On T cells activation of P2X7 receptors can activate the T cells or cause T cell differentiation, can affect T cell migration or (at high extracellular levels of ATP and/or NAD+) can induce cell death.[34] The CD38 enzyme on B lymphocytes and macrophages reduces extracellular NAD+, promoting the survival of T cells.[35]
Microglial P2X7 receptors are thought to be involved in neuropathic pain because blockade or deletion of P2X7 receptors results in decreased responses to pain, as demonstrated in vivo.[36][37] Moreover, P2X7 receptor signaling increases the release of proinflammatory molecules such as IL-1β, IL-6, and TNF-α.[38][39][40] In addition, P2X7 receptors have been linked to increases in proinflammatory cytokines such as CXCL2 and CCL3.[41][42] P2X7 receptors are also linked to P2X4 receptors, which are also associated with neuropathic pain mediated by microglia.[28]
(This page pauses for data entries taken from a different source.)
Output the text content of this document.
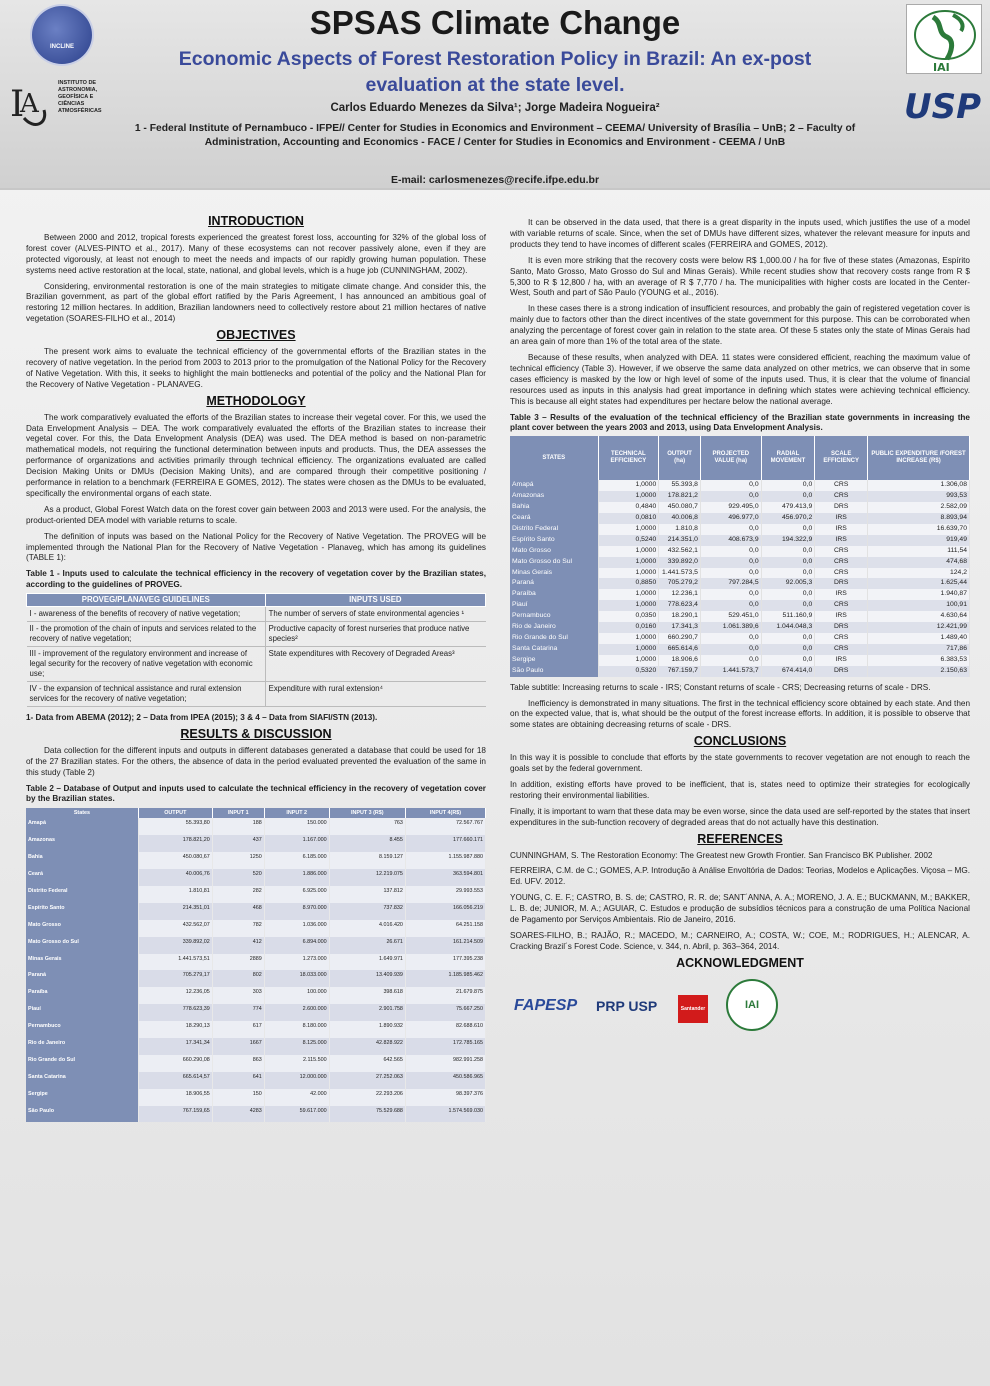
INCLINE
I
A
INSTITUTO DE ASTRONOMIA, GEOFÍSICA E CIÊNCIAS ATMOSFÉRICAS
SPSAS Climate Change
Economic Aspects of Forest Restoration Policy in Brazil: An ex-post evaluation at the state level.
Carlos Eduardo Menezes da Silva¹; Jorge Madeira Nogueira²
1 - Federal Institute of Pernambuco - IFPE// Center for Studies in Economics and Environment – CEEMA/ University of Brasília – UnB; 2 – Faculty of Administration, Accounting and Economics - FACE / Center for Studies in Economics and Environment - CEEMA / UnB
E-mail: carlosmenezes@recife.ifpe.edu.br
IAI
USP
INTRODUCTION

Between 2000 and 2012, tropical forests experienced the greatest forest loss, accounting for 32% of the global loss of forest cover (ALVES-PINTO et al., 2017). Many of these ecosystems can not recover passively alone, even if they are protected vigorously, at least not enough to meet the needs and impacts of our rapidly growing human population. These systems need active restoration at the local, state, national, and global levels, which is a huge job (CUNNINGHAM, 2002).

Considering, environmental restoration is one of the main strategies to mitigate climate change. And consider this, the Brazilian government, as part of the global effort ratified by the Paris Agreement, I has announced an ambitious goal of restoring 12 million hectares. In addition, Brazilian landowners need to collectively restore about 21 million hectares of native vegetation (SOARES-FILHO et al., 2014)

OBJECTIVES

The present work aims to evaluate the technical efficiency of the governmental efforts of the Brazilian states in the recovery of native vegetation. In the period from 2003 to 2013 prior to the promulgation of the National Policy for the Recovery of Native Vegetation. With this, it seeks to highlight the main bottlenecks and potential of the policy and the National Plan for the Recovery of Native Vegetation - PLANAVEG.

METHODOLOGY

The work comparatively evaluated the efforts of the Brazilian states to increase their vegetal cover. For this, we used the Data Envelopment Analysis – DEA. The work comparatively evaluated the efforts of the Brazilian states to increase their vegetal cover. For this, the Data Envelopment Analysis (DEA) was used. The DEA method is based on non-parametric mathematical models, not requiring the functional determination between inputs and products. Thus, the DEA assesses the performance of organizations and activities primarily through technical efficiency. The organizations evaluated are called Decision Making Units or DMUs (Decision Making Units), and are compared through their competitive positioning / performance in relation to a benchmark (FERREIRA E GOMES, 2012). The states were chosen as the DMUs to be evaluated, specifically the environmental organs of each state.

As a product, Global Forest Watch data on the forest cover gain between 2003 and 2013 were used. For the analysis, the product-oriented DEA model with variable returns to scale.

The definition of inputs was based on the National Policy for the Recovery of Native Vegetation. The PROVEG will be implemented through the National Plan for the Recovery of Native Vegetation - Planaveg, which has among its guidelines (TABLE 1):

Table 1 - Inputs used to calculate the technical efficiency in the recovery of vegetation cover by the Brazilian states, according to the guidelines of PROVEG.
PROVEG/PLANAVEG GUIDELINES	INPUTS USED
I - awareness of the benefits of recovery of native vegetation;	The number of servers of state environmental agencies ¹
II - the promotion of the chain of inputs and services related to the recovery of native vegetation;	Productive capacity of forest nurseries that produce native species²
III - improvement of the regulatory environment and increase of legal security for the recovery of native vegetation with economic use;	State expenditures with Recovery of Degraded Areas³
IV - the expansion of technical assistance and rural extension services for the recovery of native vegetation;	Expenditure with rural extension⁴

1- Data from ABEMA (2012); 2 – Data from IPEA (2015); 3 & 4 – Data from SIAFI/STN (2013).

RESULTS & DISCUSSION

Data collection for the different inputs and outputs in different databases generated a database that could be used for 18 of the 27 Brazilian states. For the others, the absence of data in the period evaluated prevented the evaluation of the same in this study (Table 2)

Table 2 – Database of Output and inputs used to calculate the technical efficiency in the recovery of vegetation cover by the Brazilian states.
States	OUTPUT	INPUT 1	INPUT 2	INPUT 3 (R$)	INPUT 4(R$)
Amapá	55.393,80	188	150.000	763	72.567.767
Amazonas	178.821,20	437	1.167.000	8.455	177.660.171
Bahia	450.080,67	1250	6.185.000	8.159.127	1.155.987.880
Ceará	40.006,76	520	1.886.000	12.219.075	363.594.801
Distrito Federal	1.810,81	282	6.925.000	137.812	29.993.553
Espírito Santo	214.351,01	468	8.970.000	737.832	166.056.219
Mato Grosso	432.562,07	782	1.036.000	4.016.420	64.251.158
Mato Grosso do Sul	339.892,02	412	6.894.000	26.671	161.214.509
Minas Gerais	1.441.573,51	2889	1.273.000	1.649.971	177.395.238
Paraná	705.279,17	802	18.033.000	13.409.939	1.185.985.462
Paraíba	12.236,05	303	100.000	398.618	21.679.875
Piauí	778.623,39	774	2.600.000	2.901.758	75.667.250
Pernambuco	18.290,13	617	8.180.000	1.890.932	82.688.610
Rio de Janeiro	17.341,34	1667	8.125.000	42.828.922	172.785.165
Rio Grande do Sul	660.290,08	863	2.115.500	642.565	982.991.258
Santa Catarina	665.614,57	641	12.000.000	27.252.063	450.586.965
Sergipe	18.906,55	150	42.000	22.293.206	98.397.376
São Paulo	767.159,65	4283	59.617.000	75.529.688	1.574.569.030

It can be observed in the data used, that there is a great disparity in the inputs used, which justifies the use of a model with variable returns of scale. Since, when the set of DMUs have different sizes, whatever the relevant measure for inputs and products they tend to have incomes of different scales (FERREIRA and GOMES, 2012).

It is even more striking that the recovery costs were below R$ 1,000.00 / ha for five of these states (Amazonas, Espírito Santo, Mato Grosso, Mato Grosso do Sul and Minas Gerais). While recent studies show that recovery costs range from R $ 5,300 to R $ 12,800 / ha, with an average of R $ 7,770 / ha. The municipalities with higher costs are located in the Center-West, South and part of São Paulo (YOUNG et al., 2016).

In these cases there is a strong indication of insufficient resources, and probably the gain of registered vegetation cover is mainly due to factors other than the direct incentives of the state government for this purpose. This can be corroborated when analyzing the percentage of forest cover gain in relation to the state area. Of these 5 states only the state of Minas Gerais had an area gain of more than 1% of the total area of the state.

Because of these results, when analyzed with DEA. 11 states were considered efficient, reaching the maximum value of technical efficiency (Table 3). However, if we observe the same data analyzed on other metrics, we can observe that in some cases efficiency is masked by the low or high level of some of the inputs used. Thus, it is clear that the volume of financial resources used as inputs in this analysis had great importance in defining which states were achieving technical efficiency. This is because all eight states had expenditures per hectare below the national average.

Table 3 – Results of the evaluation of the technical efficiency of the Brazilian state governments in increasing the plant cover between the years 2003 and 2013, using Data Envelopment Analysis.
STATES	TECHNICAL EFFICIENCY	OUTPUT (ha)	PROJECTED VALUE (ha)	RADIAL MOVEMENT	SCALE EFFICIENCY	PUBLIC EXPENDITURE /FOREST INCREASE (R$)
Amapá	1,0000	55.393,8	0,0	0,0	CRS	1.306,08
Amazonas	1,0000	178.821,2	0,0	0,0	CRS	993,53
Bahia	0,4840	450.080,7	929.495,0	479.413,9	DRS	2.582,09
Ceará	0,0810	40.006,8	496.977,0	456.970,2	IRS	8.893,94
Distrito Federal	1,0000	1.810,8	0,0	0,0	IRS	16.639,70
Espírito Santo	0,5240	214.351,0	408.673,9	194.322,9	IRS	919,49
Mato Grosso	1,0000	432.562,1	0,0	0,0	CRS	111,54
Mato Grosso do Sul	1,0000	339.892,0	0,0	0,0	CRS	474,68
Minas Gerais	1,0000	1.441.573,5	0,0	0,0	CRS	124,2
Paraná	0,8850	705.279,2	797.284,5	92.005,3	DRS	1.625,44
Paraíba	1,0000	12.236,1	0,0	0,0	IRS	1.940,87
Piauí	1,0000	778.623,4	0,0	0,0	CRS	100,91
Pernambuco	0,0350	18.290,1	529.451,0	511.160,9	IRS	4.630,64
Rio de Janeiro	0,0160	17.341,3	1.061.389,6	1.044.048,3	DRS	12.421,99
Rio Grande do Sul	1,0000	660.290,7	0,0	0,0	CRS	1.489,40
Santa Catarina	1,0000	665.614,6	0,0	0,0	CRS	717,86
Sergipe	1,0000	18.906,6	0,0	0,0	IRS	6.383,53
São Paulo	0,5320	767.159,7	1.441.573,7	674.414,0	DRS	2.150,63

Table subtitle: Increasing returns to scale - IRS; Constant returns of scale - CRS; Decreasing returns of scale - DRS.

Inefficiency is demonstrated in many situations. The first in the technical efficiency score obtained by each state. And then on the expected value, that is, what should be the output of the forest increase efforts. In addition, it is possible to observe that some states are obtaining decreasing returns of scale - DRS.

CONCLUSIONS

In this way it is possible to conclude that efforts by the state governments to recover vegetation are not enough to reach the goals set by the federal government.

In addition, existing efforts have proved to be inefficient, that is, states need to optimize their strategies for ecologically restoring their environmental liabilities.

Finally, it is important to warn that these data may be even worse, since the data used are self-reported by the states that insert expenditures in the sub-function recovery of degraded areas that do not actually have this destination.

REFERENCES

CUNNINGHAM, S. The Restoration Economy: The Greatest new Growth Frontier. San Francisco BK Publisher. 2002

FERREIRA, C.M. de C.; GOMES, A.P. Introdução à Análise Envoltória de Dados: Teorias, Modelos e Aplicações. Viçosa – MG. Ed. UFV. 2012.

YOUNG, C. E. F.; CASTRO, B. S. de; CASTRO, R. R. de; SANT´ANNA, A. A.; MORENO, J. A. E.; BUCKMANN, M.; BAKKER, L. B. de; JUNIOR, M. A.; AGUIAR, C. Estudos e produção de subsídios técnicos para a construção de uma Política Nacional de Pagamento por Serviços Ambientais. Rio de Janeiro, 2016.

SOARES-FILHO, B.; RAJÃO, R.; MACEDO, M.; CARNEIRO, A.; COSTA, W.; COE, M.; RODRIGUES, H.; ALENCAR, A. Cracking Brazil´s Forest Code. Science, v. 344, n. Abril, p. 363–364, 2014.

ACKNOWLEDGMENT
FAPESP PRP USP	Santander	IAI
Mutations in this gene have been associated to low lumbar spine bone mineral density and accelerated bone loss in post-menopausal women.[43]
The ATP/P2X7R pathway may trigger T-cell attacks on the pancreas, rendering it unable to produce insulin. This autoimmune response may be an early mechanism by which the onset of diabetes is caused.[44][45]
One study in mice showed that blockade of P2X7 receptors attenuates onset of liver fibrosis.[46]